Kootenay Pride organizer on Orlando shootings: ‘Both terror and hate’

Nelson LGBTQ community reeling in the wake of targeted attack.

The LGBTQ community is reeling after a targeted shooting in Orlando.

The LGBTQ community is reeling after a targeted shooting in Orlando.

Nelson Pride organizer Cole Johnston feels strongly that the local community needs to understand the implications of the targeted Orlando shooting spree that claimed the lives of 49 people, and injured 53 more early on Sunday.

“I keep hearing speculation in the media and arguments around whether this was a terrorist attack or a hate crime, as though the two are mutually exclusive. They’re not,” he told the Star via email. The massacre occurred at a popular Florida gay night club, and has received international news coverage.

“This is both terror and hate, as so many targeted attacks are. This is without a doubt the most monstrous attack on the LGBTQ community we’ve seen in decades, generations even. In fact, I think many younger people in our community have never experienced this kind of hatred directed towards them, something the older generations worked hard to help extinguish.

“I felt horrified, sickened, and heartbroken. But I also feel resolve and defiance, and when I saw thousands lining up to donate blood to the Orlando victims, I felt love again. Love is the backbone of Pride celebrations, and I think it’s incredibly important that the community realizes this.”

The LineUp‘s host Jenna Raider Skidmore reached out to the Star via Facebook to share her outrage at the crime.

“This is about hate. It’s a hate crime. I am not naïve, but oh how I wish I was. I know that there is hate out there beyond our beautiful little mountain bubble. And it cuts to the core of my fear and rocks my soul in a way that is impossible to fully share.”

She thinks the community needs to keep things in perspective, though.

“I also know that this is about mental illness. And about American gun laws. The U.S. needs to focus their attention on these two incredibly important problems. There has never been a better time than right now. My idealistic heart aches, and wants to beg every single being on the planet to please let love reign. Love is all that truly matters. I would risk anything for love. And I guess, just by being gay, I do.”

Nelson-Creston MLA Michelle Mungall has opened her office to anyone grieving.

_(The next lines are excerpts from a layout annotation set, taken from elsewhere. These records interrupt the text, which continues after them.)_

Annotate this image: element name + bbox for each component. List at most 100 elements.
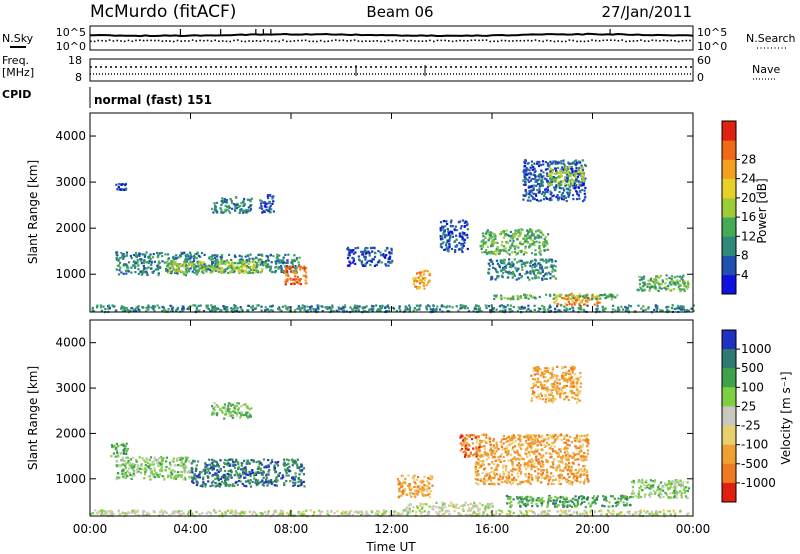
- power-cell: [512, 263, 515, 266]
- velocity-cell: [249, 485, 253, 488]
- power-cell: [226, 205, 229, 208]
- velocity-cell: [479, 440, 482, 443]
- velocity-cell: [122, 463, 125, 466]
- velocity-cell: [418, 485, 421, 488]
- power-cell: [551, 260, 554, 264]
- velocity-cell: [168, 467, 171, 470]
- velocity-cell: [173, 470, 176, 473]
- velocity-cell: [246, 473, 250, 476]
- velocity-cell: [570, 375, 574, 379]
- power-cell: [183, 263, 186, 266]
- power-cell: [241, 266, 244, 269]
- power-cell: [331, 304, 334, 307]
- power-cell: [522, 293, 526, 296]
- velocity-cell: [249, 415, 252, 418]
- velocity-cell: [247, 416, 250, 419]
- velocity-cell: [275, 462, 279, 465]
- velocity-cell: [245, 471, 248, 474]
- velocity-cell: [152, 475, 155, 478]
- velocity-cell: [532, 369, 535, 372]
- power-cell: [181, 252, 184, 255]
- power-cell: [568, 191, 571, 194]
- power-cell: [533, 162, 536, 165]
- velocity-cell: [577, 377, 580, 380]
- velocity-cell: [126, 475, 129, 478]
- velocity-cell: [421, 486, 424, 489]
- power-cell: [531, 240, 535, 243]
- velocity-cell: [511, 461, 514, 464]
- power-cell: [214, 208, 218, 212]
- power-cell: [463, 232, 466, 235]
- power-cell: [545, 190, 548, 193]
- power-cell: [524, 194, 527, 197]
- velocity-cell: [422, 494, 425, 497]
- power-cell: [517, 230, 520, 233]
- power-cell: [191, 262, 194, 265]
- power-cell: [120, 305, 123, 308]
- power-cell: [545, 259, 548, 262]
- power-cell: [242, 271, 245, 274]
- power-cell: [524, 173, 527, 176]
- velocity-cell: [527, 481, 530, 484]
- velocity-cell: [245, 473, 248, 476]
- power-cell: [196, 271, 199, 274]
- velocity-cell: [551, 388, 554, 391]
- power-cell: [184, 265, 187, 268]
- velocity-cell: [512, 437, 515, 440]
- power-cell: [222, 271, 226, 274]
- power-cell: [653, 284, 656, 287]
- velocity-cell: [238, 472, 241, 475]
- velocity-cell: [535, 450, 539, 453]
- power-cell: [282, 270, 285, 273]
- power-cell: [528, 271, 531, 274]
- velocity-cell: [275, 476, 278, 479]
- power-cell: [234, 304, 237, 307]
- power-cell: [363, 249, 366, 252]
- velocity-cell: [237, 463, 240, 466]
- power-cell: [454, 225, 457, 228]
- velocity-cell: [526, 479, 530, 482]
- velocity-cell: [547, 479, 551, 482]
- power-cell: [234, 207, 237, 210]
- power-cell: [242, 201, 245, 204]
- power-cell: [416, 272, 419, 275]
- power-cell: [303, 308, 306, 311]
- velocity-cell: [190, 466, 193, 470]
- velocity-cell: [483, 452, 486, 455]
- velocity-cell: [233, 404, 236, 407]
- power-cell: [545, 196, 548, 199]
- velocity-cell: [575, 447, 578, 450]
- power-cell: [259, 271, 262, 274]
- velocity-cell: [490, 446, 493, 449]
- power-cell: [544, 244, 547, 247]
- power-cell: [528, 180, 531, 183]
- power-cell: [149, 257, 152, 261]
- power-cell: [286, 278, 289, 281]
- velocity-cell: [495, 446, 499, 449]
- power-cell: [506, 304, 509, 307]
- velocity-cell: [566, 465, 569, 468]
- velocity-cell: [239, 416, 242, 419]
- power-cell: [446, 222, 449, 226]
- velocity-cell: [422, 486, 426, 489]
- power-cell: [591, 294, 594, 297]
- power-cell: [484, 241, 488, 244]
- velocity-cell: [543, 373, 546, 376]
- power-cell: [199, 304, 202, 307]
- power-cell: [474, 307, 477, 310]
- power-cell: [562, 198, 565, 201]
- velocity-cell: [467, 448, 470, 451]
- power-cell: [135, 309, 138, 313]
- power-cell: [299, 309, 302, 312]
- power-cell: [541, 175, 544, 178]
- velocity-cell: [561, 469, 564, 472]
- power-cell: [519, 234, 522, 237]
- power-cell: [626, 306, 629, 310]
- power-cell: [194, 256, 197, 259]
- velocity-cell: [280, 477, 283, 480]
- power-cell: [585, 296, 588, 299]
- power-cell: [135, 255, 138, 258]
- velocity-cell: [110, 455, 113, 458]
- power-cell: [577, 170, 580, 173]
- velocity-cell: [571, 481, 574, 484]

“I want to extend my deepest condolences to the LGBTQ community and the families and friends of those killed,” said Mungall. “I know Kootenay residents share that sentiment and want to send their messages of kindness and love as well. My office is open for them to do that.”

“This is the largest mass shooting the United States has ever seen. By targeting the LGBTQ community, it is an act of hatred,” Mungall continued. “With a presidential nominee candidate to the south using this tragedy to spread his message of hate, we must stand with those who need love and support in the face of this tragedy.”

Mungall invites constituents to stop by her office at 433 Josephine St. in Nelson from Monday to Thursday, 10 a.m. to 4 p.m., to write a postcard that will be mailed to the City or Orlando and Pulse nightclub.

Another way to show solidarity with the victims of this shooting is to attend the Pride celebrations later this year, said Johnston.

I think this serves as a sobering reminder that we all need to stand together and support one another, no matter our religious backgrounds or gender identities. Kootenay Pride is celebrating its 20th anniversary in Nelson this year Sept. 2 to 5 and I hope the whole town comes out to support and reflect.”

A vigil will be held at Nelson City Hall on June 14 at noon organized by Kootenay Pride, Trans Connect and Kootenay Radical Faeries.